4. Methods The main idea is to compare gene expression in general glioma including GBM and low-grade astrocytoma via graph-based analysis of different PPI databases using network analysis tools. At first, we use EMBL-EBI Expression Atlas [20] to download glioblastoma data from the PanCancer Analysis of Whole Genomes (PCAWG) [82] dataset. By filtering data from homo sapiens in the region of brain and by the selected disease types, we then took out the cutoff expression level < 3, and downloaded data in fragments per kilobase of transcript per million mapped reads (FPKM), a well-established normalized expression data format that can be found in many datasets provided as open data. This cutoff range is similar to a cutoff level < 10 for transcripts per million (TPM). Data were further filtered by GO biological function [83] in order to reduce entries within datasets. PantherDB [84] was used to get GO information on selected genes to filter on the term “proliferation”. We used NetworkAnalyst [57] and Cytoscape [61] to create and visualize a PPI network for comparison for further analysis of selected genes. Cytoscape PPI construction and enrichment was processed via BioGRID using human taxonomy results only. NetworkAnalyst PPI construction and enrichment was based on StringDB at a confidence level of 90%. We manually filtered the BioGRID-based networks by human nodes within Cytoscape by filtering on the column taxonomy id 9606 for human. We further processed the network data by using gene name mapping to PPI data via BIomart Martview service (available online: www.biomart.org/ biomart/martview) and g:Profiler g:convert (available online: https://biit.cs.ut.ee/gprofiler/convert) including the removal of duplicates, and also used the column mapping functions in Cytoscape. In order to compare data for glioblastoma multiforme to other projects, we repeated the same steps, downloading the data for the disease types of general glioma data from the PCAWG study [82] and low-grade astrocytoma data from Expression Atlas [10,85], detailed in the beneath Section 4.2. Network clustering was computed via ClusterOne app within Cytoscape. BinGO app was used for gene ontology analysis of significant biological functions within created networks. Relevant gene results from network analysis were checked within the Comparative Toxicogenomics Database [86,87] for possible gene-disease associations.

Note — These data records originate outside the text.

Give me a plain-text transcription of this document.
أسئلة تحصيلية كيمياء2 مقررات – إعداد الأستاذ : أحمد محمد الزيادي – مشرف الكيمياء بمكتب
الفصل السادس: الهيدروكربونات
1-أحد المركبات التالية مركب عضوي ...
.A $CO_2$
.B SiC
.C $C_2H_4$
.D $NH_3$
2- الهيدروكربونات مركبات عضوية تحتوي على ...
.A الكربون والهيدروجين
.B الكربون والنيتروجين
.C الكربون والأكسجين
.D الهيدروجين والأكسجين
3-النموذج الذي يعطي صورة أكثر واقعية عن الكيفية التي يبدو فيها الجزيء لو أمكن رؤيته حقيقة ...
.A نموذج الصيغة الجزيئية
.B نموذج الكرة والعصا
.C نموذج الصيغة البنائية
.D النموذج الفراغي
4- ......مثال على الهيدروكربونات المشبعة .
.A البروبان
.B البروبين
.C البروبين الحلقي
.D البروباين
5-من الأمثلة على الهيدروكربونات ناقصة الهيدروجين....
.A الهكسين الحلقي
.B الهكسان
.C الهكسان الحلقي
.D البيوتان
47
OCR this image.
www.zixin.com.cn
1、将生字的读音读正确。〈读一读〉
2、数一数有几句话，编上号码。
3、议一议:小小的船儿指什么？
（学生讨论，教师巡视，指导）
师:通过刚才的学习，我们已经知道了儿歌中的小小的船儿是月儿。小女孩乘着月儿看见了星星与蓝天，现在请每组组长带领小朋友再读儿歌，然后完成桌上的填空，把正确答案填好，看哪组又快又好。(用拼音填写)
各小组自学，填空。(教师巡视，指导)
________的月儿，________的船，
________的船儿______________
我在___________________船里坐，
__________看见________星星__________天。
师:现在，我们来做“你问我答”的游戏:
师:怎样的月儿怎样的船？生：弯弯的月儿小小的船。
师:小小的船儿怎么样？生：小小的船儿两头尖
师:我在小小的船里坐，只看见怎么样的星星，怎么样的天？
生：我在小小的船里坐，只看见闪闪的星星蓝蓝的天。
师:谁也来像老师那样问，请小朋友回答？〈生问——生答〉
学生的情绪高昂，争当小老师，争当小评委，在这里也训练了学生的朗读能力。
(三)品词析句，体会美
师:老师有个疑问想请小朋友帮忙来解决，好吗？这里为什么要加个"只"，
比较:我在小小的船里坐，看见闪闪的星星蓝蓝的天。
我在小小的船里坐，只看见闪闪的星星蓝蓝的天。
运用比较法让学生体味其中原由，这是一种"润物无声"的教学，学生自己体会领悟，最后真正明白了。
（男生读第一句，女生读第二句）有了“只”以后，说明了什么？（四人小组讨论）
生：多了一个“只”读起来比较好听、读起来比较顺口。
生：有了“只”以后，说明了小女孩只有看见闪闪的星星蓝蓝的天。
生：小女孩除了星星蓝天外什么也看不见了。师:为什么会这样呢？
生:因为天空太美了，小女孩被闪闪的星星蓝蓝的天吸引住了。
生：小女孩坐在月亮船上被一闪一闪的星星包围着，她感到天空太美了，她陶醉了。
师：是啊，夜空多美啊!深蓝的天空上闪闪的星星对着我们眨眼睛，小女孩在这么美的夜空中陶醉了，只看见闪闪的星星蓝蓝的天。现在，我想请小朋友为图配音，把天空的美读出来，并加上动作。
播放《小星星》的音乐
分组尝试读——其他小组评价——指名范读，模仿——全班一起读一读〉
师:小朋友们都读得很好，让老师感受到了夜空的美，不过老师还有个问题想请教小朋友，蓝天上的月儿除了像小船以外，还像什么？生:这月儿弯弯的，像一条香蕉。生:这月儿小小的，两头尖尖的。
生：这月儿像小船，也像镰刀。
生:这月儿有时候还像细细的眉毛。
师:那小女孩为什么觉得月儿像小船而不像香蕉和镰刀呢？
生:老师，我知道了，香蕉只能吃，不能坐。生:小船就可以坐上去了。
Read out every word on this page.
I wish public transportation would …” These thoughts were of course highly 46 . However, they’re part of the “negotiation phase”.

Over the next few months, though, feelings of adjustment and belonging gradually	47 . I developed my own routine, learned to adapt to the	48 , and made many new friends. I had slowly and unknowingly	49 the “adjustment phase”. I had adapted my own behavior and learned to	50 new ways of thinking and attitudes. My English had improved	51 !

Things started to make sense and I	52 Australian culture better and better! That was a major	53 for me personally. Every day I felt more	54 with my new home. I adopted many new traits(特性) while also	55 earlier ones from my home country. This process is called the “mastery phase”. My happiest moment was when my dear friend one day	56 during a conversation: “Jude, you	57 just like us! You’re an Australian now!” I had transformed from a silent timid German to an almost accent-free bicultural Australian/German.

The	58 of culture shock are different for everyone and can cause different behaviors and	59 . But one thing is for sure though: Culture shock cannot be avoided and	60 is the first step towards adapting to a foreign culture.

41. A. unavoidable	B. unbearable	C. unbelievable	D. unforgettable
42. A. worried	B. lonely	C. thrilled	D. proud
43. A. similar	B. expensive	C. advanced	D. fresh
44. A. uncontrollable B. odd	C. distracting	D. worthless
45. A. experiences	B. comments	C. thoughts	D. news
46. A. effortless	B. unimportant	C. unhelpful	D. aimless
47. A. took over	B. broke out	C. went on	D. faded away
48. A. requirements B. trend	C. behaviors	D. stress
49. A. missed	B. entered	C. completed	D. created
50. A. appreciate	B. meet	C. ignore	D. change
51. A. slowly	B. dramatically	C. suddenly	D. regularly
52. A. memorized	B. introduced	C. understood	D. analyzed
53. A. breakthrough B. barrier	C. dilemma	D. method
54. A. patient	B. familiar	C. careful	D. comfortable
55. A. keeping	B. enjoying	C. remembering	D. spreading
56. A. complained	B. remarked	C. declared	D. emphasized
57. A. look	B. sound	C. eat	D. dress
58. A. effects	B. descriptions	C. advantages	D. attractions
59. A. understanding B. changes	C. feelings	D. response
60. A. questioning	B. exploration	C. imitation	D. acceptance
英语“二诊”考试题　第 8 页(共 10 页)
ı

4.1. Data Sources Genomic data on glioblastoma multiforme, general glioma and low-grade astrocytoma and anaplastic glioma with or without the mutated IDH1/2 gene were obtained from EMBL-EBI Expression Atlas [20] from the PCAWG dataset [82], E-MTAB-3708 [85] and E-GEOD-52942 [81]. Glioma data were Int. J. Mol. Sci. 2020, 21, 547 12 of 17

filtered on expression level cutoff 3 and FPKM data format in experiment E-MTAB-5200, on 30 September 2019 at 20:01:31. Glioblastoma data were filtered on expression level cutoff 3 FPKM in experiment E-MTAB-5200, on 22 September 2019 at 14:13:19. Astrocytoma data were filtered on expression level cutoff 3 FPKM in experiment E-MTAB-3708, on 30 September 2019 at 19:44:01. Gene expression profiles of anaplastic glioma with or without the mutated IDH1/2 gene were downloaded as a table of differentially expressed genes with p-value < 0.05 (DESeq) and log2fold cutoff 1 in experiment E-GEOD-52942. The list of genes was further filtered by upregulated genes only, on 20 Dec 2019 at 20:02:12.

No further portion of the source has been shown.